Por otro lado, en ocasiones excepcionales, a pesar de no darse el periculum in mora, requisito esencial para que se adopte la medida solicitada, la consecución de otros factores llega a considerar que existe realmente un peligro en la efectividad de la sentencia de la cuestión inicial. Así se desprende del Auto 141/2015 de la Audiencia Provincial de Madrid (sección 28) de 26 de junio: “si estos son declarados ilegales y se permitiera su subsistencia durante la pendenica del litigio, se estaría permitiendo a la demandada que se aprovechase de modo continuado de una situación ilícita para el mercado y para la demandante, existiendo un claro riesgo de que el resultado final del proceso pudiera suponer una solución tardía poco eficaz para el conflicto”.

Ante este conflicto, prima más el riesgo de no asegurar la eficacia de la sentencia que la justificación de uno de los requisitos; garantizando, por ende, la tutela judicial.

Se entiende por ofrecimiento de caución, una garantía por los posibles daños que la medida cautelar le pueda provocar si la pretensión inicial queda desestimada. Esta cantidad vendrá determinada por el propio tribunal y se calculará en base a las dificultades que su aplicación reporte al que la padece. Deberá ser depositada en todos los supuestos, incluidos los de urgencia y necesidad.

MedidasCautelares

CLASES DE MEDIDAS CAUTELARES

Podemos distinguir entre dos tipos de medidas:

  1. Personales: Tienen un carácter excepcional y solo se pueden aplicar en determinados procesos. No suelen regirse las mismas características que en las patrimoniales, sobre todo el fumus boni iuris, ya que su concesión viene dada por una especial situación de parentesco o por estrecho vínculo personal.

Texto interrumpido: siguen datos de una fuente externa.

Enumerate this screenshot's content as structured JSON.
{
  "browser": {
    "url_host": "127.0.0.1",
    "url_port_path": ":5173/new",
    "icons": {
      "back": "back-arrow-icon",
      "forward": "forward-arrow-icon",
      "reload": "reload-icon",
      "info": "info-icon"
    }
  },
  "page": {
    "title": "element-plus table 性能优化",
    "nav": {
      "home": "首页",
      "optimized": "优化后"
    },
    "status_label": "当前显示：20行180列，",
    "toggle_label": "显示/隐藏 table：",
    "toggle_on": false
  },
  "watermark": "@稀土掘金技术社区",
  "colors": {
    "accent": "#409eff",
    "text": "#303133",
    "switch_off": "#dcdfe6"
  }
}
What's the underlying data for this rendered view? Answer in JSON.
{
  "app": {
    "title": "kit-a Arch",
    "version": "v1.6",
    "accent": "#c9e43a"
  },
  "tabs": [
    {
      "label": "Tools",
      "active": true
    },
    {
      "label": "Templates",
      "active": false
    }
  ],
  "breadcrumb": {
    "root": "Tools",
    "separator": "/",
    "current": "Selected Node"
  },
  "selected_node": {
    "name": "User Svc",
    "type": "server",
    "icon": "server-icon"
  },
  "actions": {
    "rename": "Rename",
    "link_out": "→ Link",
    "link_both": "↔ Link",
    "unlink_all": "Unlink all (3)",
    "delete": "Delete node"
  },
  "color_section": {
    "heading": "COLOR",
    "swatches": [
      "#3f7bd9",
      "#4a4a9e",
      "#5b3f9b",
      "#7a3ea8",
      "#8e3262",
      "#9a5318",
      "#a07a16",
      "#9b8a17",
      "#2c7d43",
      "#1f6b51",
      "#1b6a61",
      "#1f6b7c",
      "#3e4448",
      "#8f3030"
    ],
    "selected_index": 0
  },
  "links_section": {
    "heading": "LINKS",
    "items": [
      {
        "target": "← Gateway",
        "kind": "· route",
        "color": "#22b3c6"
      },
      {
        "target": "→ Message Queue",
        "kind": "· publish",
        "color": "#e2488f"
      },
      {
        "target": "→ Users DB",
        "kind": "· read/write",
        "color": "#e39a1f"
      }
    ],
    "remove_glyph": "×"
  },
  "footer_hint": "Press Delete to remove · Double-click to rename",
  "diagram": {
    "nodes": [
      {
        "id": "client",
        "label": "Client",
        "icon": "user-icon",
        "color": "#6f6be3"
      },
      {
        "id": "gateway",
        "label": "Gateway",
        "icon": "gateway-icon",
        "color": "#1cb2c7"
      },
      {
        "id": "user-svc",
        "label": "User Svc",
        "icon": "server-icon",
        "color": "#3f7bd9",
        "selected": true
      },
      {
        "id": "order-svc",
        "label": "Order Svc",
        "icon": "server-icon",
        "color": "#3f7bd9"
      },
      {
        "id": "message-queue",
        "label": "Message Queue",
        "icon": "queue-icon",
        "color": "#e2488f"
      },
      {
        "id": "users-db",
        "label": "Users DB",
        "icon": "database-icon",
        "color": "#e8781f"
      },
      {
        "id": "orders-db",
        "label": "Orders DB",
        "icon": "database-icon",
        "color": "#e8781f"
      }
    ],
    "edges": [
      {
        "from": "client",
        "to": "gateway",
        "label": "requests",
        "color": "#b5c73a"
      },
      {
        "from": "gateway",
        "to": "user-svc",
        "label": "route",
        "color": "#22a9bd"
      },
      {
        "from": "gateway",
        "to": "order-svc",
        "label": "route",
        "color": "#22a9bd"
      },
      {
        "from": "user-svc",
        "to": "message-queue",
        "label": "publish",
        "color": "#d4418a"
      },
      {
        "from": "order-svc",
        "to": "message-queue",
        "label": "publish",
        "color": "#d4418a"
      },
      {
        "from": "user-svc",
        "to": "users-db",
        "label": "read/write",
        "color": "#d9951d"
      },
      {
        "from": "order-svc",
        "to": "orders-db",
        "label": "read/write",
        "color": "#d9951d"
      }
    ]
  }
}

Propias de los procesos penales y civiles en temas relativos a menores, incapaces, filiación, paternidad y de índole matrimonial.

  1. Patrimoniales: Se cumplen las características antes mencionadas por responder a un fin económico. Suelen ser medidas dirigidas a conservar y preservar el patrimonio sobre el que se tenga que hacer efectiva la futura sentencia.

Suelen darse en procesos mercantiles.

En conclusión, las medidas cautelares son herramientas útiles cuando la finalidad que se pretende es garantizar y conservar el objeto o pretensión inicial, ya que ante el riesgo conocido o inminente de perder aquello que se quiere conservar, el ordenamiento jurídico te aporta soluciones y herramientas para poder asegurarlo.

Sin embargo, hay que tener en cuenta los requisitos que exige la interposición de una medida cautelar, sin los cuales, y salvo excepciones muy puntuales, las medidas no serán admitidas; corriendo el riesgo de que la sentencia futura devenga ineficaz.